An Uncharted Transition focuses on the western Balkans and east-central Europe in an integrated approach attempting to evidence the main trends, review the variety of interacting trajectories and offer new insights. This essay sheds new light on some key issues such as transition, integration, democratization, the east-west divide and the core-periphery gap.

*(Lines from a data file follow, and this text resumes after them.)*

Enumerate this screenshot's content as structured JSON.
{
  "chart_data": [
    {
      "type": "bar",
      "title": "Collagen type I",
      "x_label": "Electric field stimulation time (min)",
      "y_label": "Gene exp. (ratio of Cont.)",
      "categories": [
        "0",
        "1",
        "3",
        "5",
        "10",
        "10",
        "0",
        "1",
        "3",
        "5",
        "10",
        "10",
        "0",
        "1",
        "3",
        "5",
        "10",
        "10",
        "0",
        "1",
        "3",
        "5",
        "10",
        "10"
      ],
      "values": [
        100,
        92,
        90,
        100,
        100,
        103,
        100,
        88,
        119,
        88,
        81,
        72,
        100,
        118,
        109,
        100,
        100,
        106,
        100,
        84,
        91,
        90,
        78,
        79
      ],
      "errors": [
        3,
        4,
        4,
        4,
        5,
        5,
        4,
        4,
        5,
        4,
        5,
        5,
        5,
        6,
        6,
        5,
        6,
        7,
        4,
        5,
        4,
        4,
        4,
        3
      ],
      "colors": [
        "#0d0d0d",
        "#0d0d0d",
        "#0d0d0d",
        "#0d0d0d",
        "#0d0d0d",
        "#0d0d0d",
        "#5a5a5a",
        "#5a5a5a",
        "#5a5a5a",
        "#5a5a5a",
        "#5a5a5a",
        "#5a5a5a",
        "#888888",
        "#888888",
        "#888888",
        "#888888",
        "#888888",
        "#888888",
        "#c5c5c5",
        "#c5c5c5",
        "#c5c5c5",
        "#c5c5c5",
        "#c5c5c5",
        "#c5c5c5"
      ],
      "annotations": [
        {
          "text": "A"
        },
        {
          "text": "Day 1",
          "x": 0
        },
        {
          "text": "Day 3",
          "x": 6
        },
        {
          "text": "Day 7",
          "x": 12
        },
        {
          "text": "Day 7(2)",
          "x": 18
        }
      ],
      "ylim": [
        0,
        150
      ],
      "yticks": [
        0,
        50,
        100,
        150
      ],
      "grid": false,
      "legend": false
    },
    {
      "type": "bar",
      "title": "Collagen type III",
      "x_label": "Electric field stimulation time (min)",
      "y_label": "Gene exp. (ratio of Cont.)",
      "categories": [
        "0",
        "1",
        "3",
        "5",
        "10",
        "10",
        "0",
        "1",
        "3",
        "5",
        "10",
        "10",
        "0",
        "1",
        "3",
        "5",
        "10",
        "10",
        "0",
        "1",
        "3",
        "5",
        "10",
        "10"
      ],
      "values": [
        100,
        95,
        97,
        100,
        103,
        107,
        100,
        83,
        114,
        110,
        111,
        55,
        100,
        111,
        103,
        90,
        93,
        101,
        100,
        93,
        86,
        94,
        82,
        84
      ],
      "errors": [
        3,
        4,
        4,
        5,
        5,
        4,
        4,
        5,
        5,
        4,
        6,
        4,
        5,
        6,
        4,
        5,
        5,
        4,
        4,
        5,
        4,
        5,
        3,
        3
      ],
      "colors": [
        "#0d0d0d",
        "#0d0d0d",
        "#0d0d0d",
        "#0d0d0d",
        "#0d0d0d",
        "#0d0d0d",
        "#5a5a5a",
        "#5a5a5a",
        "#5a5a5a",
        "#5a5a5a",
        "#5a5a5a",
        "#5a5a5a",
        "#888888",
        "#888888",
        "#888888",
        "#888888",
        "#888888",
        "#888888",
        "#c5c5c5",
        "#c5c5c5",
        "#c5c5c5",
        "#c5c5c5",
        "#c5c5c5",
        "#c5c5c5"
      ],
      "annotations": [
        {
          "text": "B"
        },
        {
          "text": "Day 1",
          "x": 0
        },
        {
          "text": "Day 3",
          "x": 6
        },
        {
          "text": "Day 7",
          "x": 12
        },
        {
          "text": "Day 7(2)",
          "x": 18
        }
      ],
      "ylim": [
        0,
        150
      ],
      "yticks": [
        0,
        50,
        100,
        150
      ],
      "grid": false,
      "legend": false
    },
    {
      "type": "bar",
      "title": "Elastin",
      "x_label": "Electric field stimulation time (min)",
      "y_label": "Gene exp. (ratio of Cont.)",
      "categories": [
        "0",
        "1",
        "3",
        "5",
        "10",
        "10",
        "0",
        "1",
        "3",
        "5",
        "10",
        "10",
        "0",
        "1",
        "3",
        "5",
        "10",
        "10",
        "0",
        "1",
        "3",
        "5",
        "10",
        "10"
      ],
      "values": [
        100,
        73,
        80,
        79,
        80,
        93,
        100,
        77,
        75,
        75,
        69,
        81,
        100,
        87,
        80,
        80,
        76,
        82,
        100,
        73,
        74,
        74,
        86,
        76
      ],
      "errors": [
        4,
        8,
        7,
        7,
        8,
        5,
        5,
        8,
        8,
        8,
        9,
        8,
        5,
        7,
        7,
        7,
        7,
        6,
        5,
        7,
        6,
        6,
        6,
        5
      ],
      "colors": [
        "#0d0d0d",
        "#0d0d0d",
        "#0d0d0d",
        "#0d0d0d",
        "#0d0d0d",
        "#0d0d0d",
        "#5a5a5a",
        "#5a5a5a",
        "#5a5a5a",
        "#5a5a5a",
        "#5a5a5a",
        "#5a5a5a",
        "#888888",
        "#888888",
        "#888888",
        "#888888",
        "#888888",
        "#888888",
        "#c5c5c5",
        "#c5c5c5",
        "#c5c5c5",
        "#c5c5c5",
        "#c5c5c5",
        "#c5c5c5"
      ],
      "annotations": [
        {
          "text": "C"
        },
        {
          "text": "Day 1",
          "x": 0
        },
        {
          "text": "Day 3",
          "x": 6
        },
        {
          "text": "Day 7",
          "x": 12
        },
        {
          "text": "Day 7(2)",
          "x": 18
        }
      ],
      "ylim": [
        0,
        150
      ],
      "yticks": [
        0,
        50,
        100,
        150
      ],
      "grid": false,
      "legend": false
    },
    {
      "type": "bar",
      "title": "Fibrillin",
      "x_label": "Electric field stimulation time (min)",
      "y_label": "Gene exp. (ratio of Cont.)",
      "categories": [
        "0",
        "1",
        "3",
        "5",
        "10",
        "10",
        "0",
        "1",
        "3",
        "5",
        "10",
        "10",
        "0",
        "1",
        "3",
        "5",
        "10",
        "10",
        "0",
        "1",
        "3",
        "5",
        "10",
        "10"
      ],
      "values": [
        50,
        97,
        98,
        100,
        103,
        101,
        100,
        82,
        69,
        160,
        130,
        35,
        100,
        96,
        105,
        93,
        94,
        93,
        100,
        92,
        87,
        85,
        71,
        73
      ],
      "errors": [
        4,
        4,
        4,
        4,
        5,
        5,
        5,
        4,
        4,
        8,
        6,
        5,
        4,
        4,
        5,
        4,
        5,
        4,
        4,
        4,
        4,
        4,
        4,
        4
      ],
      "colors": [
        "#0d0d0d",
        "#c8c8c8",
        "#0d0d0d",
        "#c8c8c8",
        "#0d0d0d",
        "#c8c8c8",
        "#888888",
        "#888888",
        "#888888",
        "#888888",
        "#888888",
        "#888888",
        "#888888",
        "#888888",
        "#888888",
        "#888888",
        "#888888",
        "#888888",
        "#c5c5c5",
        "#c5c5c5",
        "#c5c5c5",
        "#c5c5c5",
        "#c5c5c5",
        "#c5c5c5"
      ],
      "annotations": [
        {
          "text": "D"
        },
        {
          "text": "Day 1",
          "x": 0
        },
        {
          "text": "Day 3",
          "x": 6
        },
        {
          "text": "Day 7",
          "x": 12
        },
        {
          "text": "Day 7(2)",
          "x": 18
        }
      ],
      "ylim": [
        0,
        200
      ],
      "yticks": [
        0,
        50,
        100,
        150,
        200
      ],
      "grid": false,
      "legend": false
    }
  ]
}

Its ambition is to highlight systemic change, to acknowledge the hybridization of structural factors and individual ones, to identify the oscillation between formality and informality, consolidation and deconsolidation, democratization and de-democratization.
 
The author argues, first, that transition — characterized by instability, movement, alterations and ruptures — becomes the rule of any society, not exclusively of that of “transitional societies”. And, secondly, away from the sequencing theorized in democratization studies, transition points tentatively – beyond the post-Wall period – to a new era: an Age of Transition characterized by uncertainty as well as by movement that empowers a society creatively to self-constitute. Accordingly,

democracy is framed as an open-ended process, “under construction,” constantly interrogating itself.
 
While Europe’s center of gravity shifts eastward, An Uncharted Transition invites a conquering of the new lands of democracy with forward-looking analyses based on a substantial number of sources in multiple languages. It presents if not a manifesto then a wake-up call to those involved in shaping how Europe, central and eastern Europe specifically, could be in the future.